Rémi mort pour ses conviction : ni oubli, ni pardon !

jeudi 30 octobre 2014 par djou

Dans la nuit du 25 au 26 Octobre 2014, Rémi Fraisse, un manifestant de 21 ans qui protestait contre le barrage de Sivens a perdu la vie sur le site. Il a été tué sur le coup suite à une explosion.
Selon un communiqué publié le 28 octobre dans Libération, « Des traces de TNT, explosif utilisé dans les grenades des gendarmes, ont été retrouvées sur les vêtements de Rémi Fraisse, opposé à la construction du barrage. Ses parents ont porté plainte et appellent au calme. »

Dans le même temps, le ministre de l’intérieur, Bernard Cazeneuve, a suspendu l’utilisation des grenades offensives employées par les forces de « l’ordre », validant ainsi la thèse selon laquelle la mort du jeune manifestant est bien la conséquence de l’emploi de la violence par les forces répressives de l’État : Gendarmes, CRS, Gardes mobiles...
La violence pour faire taire toute velléité de contestation, au Testet et ailleurs, nous renseigne sur les politiques menées en hauts lieux. Après les multiples tentatives de criminalisation des luttes qui émergent afin de s’opposer aux dérives du capitalisme, du social libéralisme et de l’État, c’est aujourd’hui la force et la violence démesurée de la police, aux ordres de l’État "socialiste" qui prive une famille et ses proches de Rémi, d’un jeune épris de justice, qui ne demandait qu’une chose : vivre dans une société humaine, faite de Liberté et de solidarité, une société sans violence et sans domination...

La violence qui a coûté la vie à Rémi s’est manifestée auparavant de manière quasi permanente. Les blessés se comptent par dizaines. Les travaux engagés sur le site se déroulent sous haute protection policière, dans un insupportable déchaînement de violences de la part des forces répressives de l’État.
Dimanche 27 octobre, 500 personnes ont décidé de se rendre en manifestation à Gaillac en hommage à Rémi. Les forces de police une fois de plus feront preuve d’un manque de discernement, quand, à grand renfort de lacrymogènes, elles chasseront les manifestant-e-s de la place de la Libération.

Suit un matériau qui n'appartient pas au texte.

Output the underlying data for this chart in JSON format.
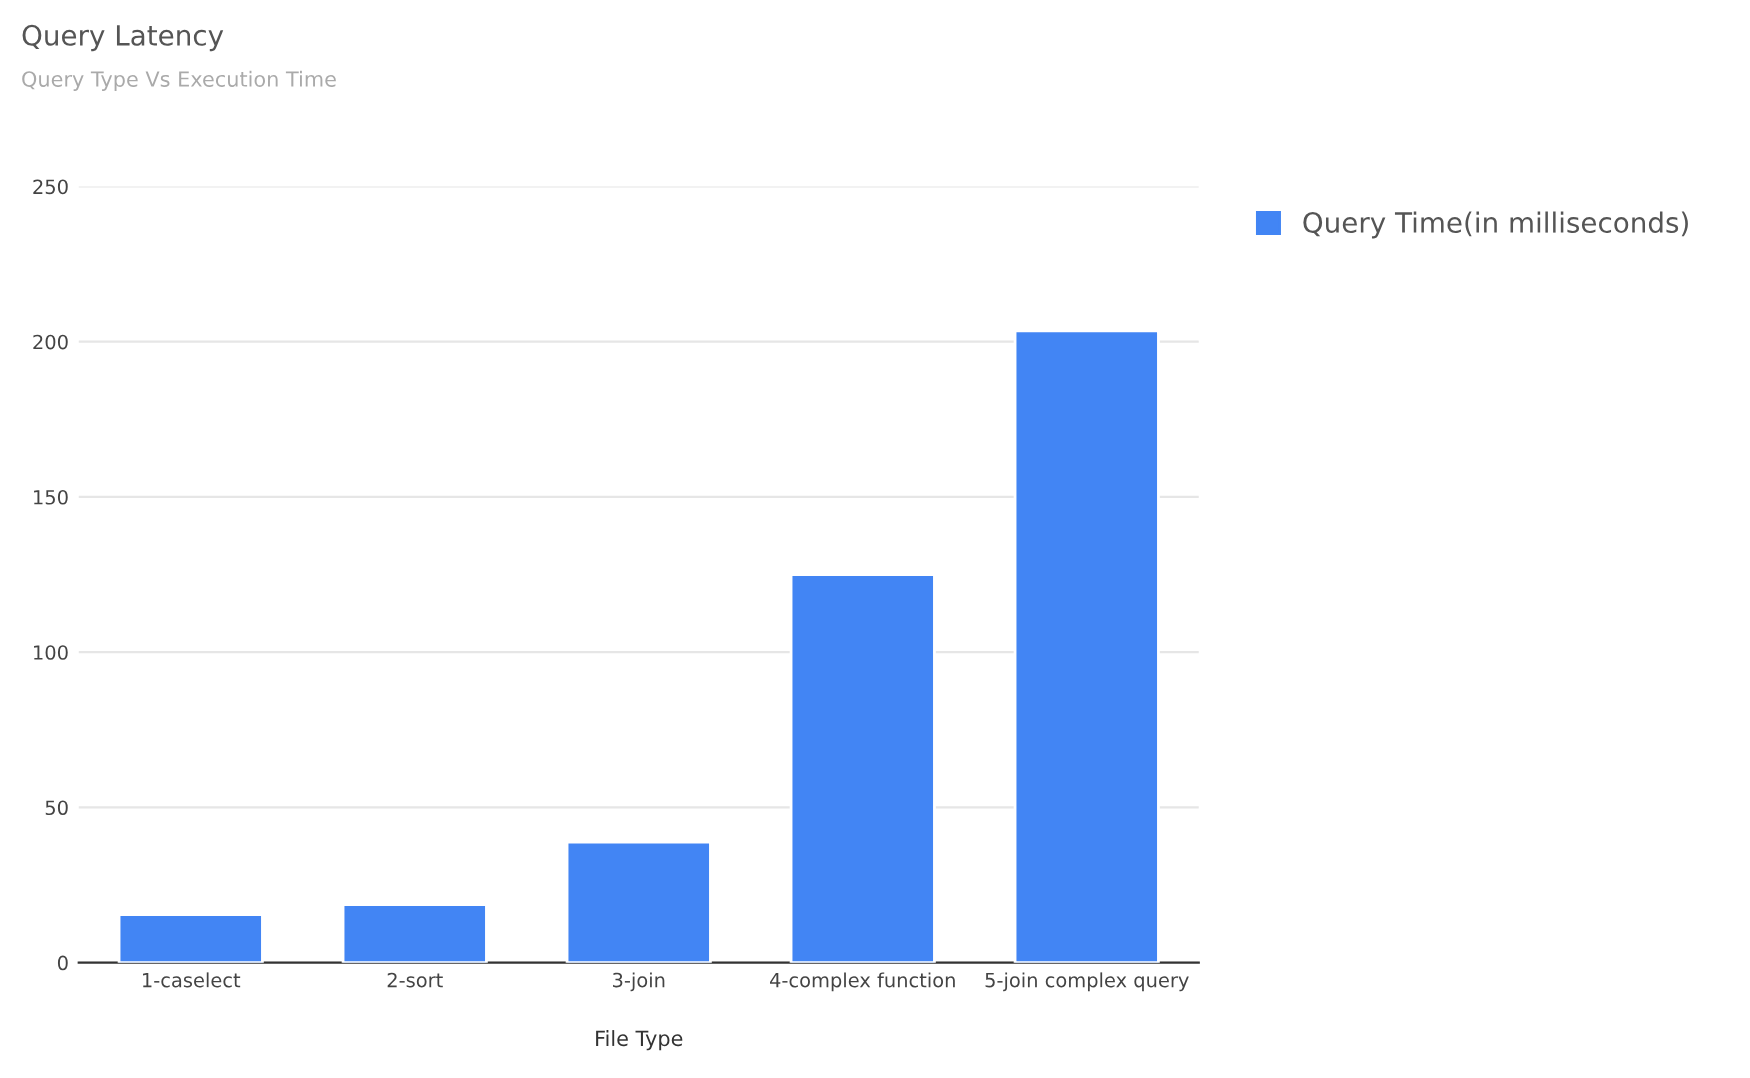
{
  "chart_data": {
    "type": "bar",
    "title": "Query Latency",
    "subtitle": "Query Type Vs Execution Time",
    "xlabel": "File Type",
    "categories": [
      "1-caselect",
      "2-sort",
      "3-join",
      "4-complex function",
      "5-join complex query"
    ],
    "series": [
      {
        "name": "Query Time(in milliseconds)",
        "color": "#4285f4",
        "values": [
          15.5,
          18.7,
          38.8,
          125,
          203.5
        ]
      }
    ],
    "ylim": [
      0,
      250
    ],
    "yticks": [
      0,
      50,
      100,
      150,
      200,
      250
    ],
    "grid": "y",
    "legend": "top right"
  }
}
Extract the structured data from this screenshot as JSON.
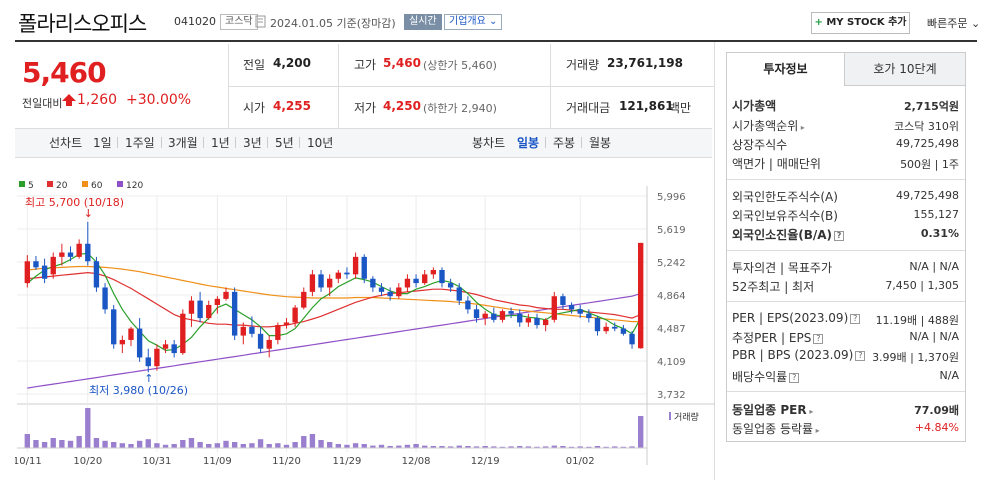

Pour la Coordination des Groupes Anarchistes, la mort de Rémi Fraisse, outre le fait qu’elle nous prive d’un jeune compagnon de lutte, traduit le cynisme des dirigeants - Capitalistes, Gouvernants, Décideurs, Dirigeants....
Ceux-ci ne reculent devant rien quand il s’agit de mener à bien des projets qui les intéressent et qui les servent, sans se préoccuper de l’avis de la grande majorité des habitant-e-s des lieux, ni des dégâts que ces projets produisent sur l’environnement et/ou l’écosystème...

  • La CGA appelle l’ensemble des individu-e-s qui se lèvent afin de lutter contre les dérives multiples du libéralisme, du capitalisme et de l’Étatisme réunis, à ne plus accepter l’inacceptable : l’emploi de la force, la violence "létale" et les passages en force des politiciens (élus ou non) contre l’avis du plus grand nombre...
  • La CGA continuera à dénoncer la violence permanente de l’État policier ainsi que les méthodes "barbares" mises en œuvre pour tenter de faire taire la contestation...
  • La CGA soutient la lutte de celles et ceux qui s’opposent de façon directe aux travaux en cours au Testet ainsi que l’occupation sur le terrain.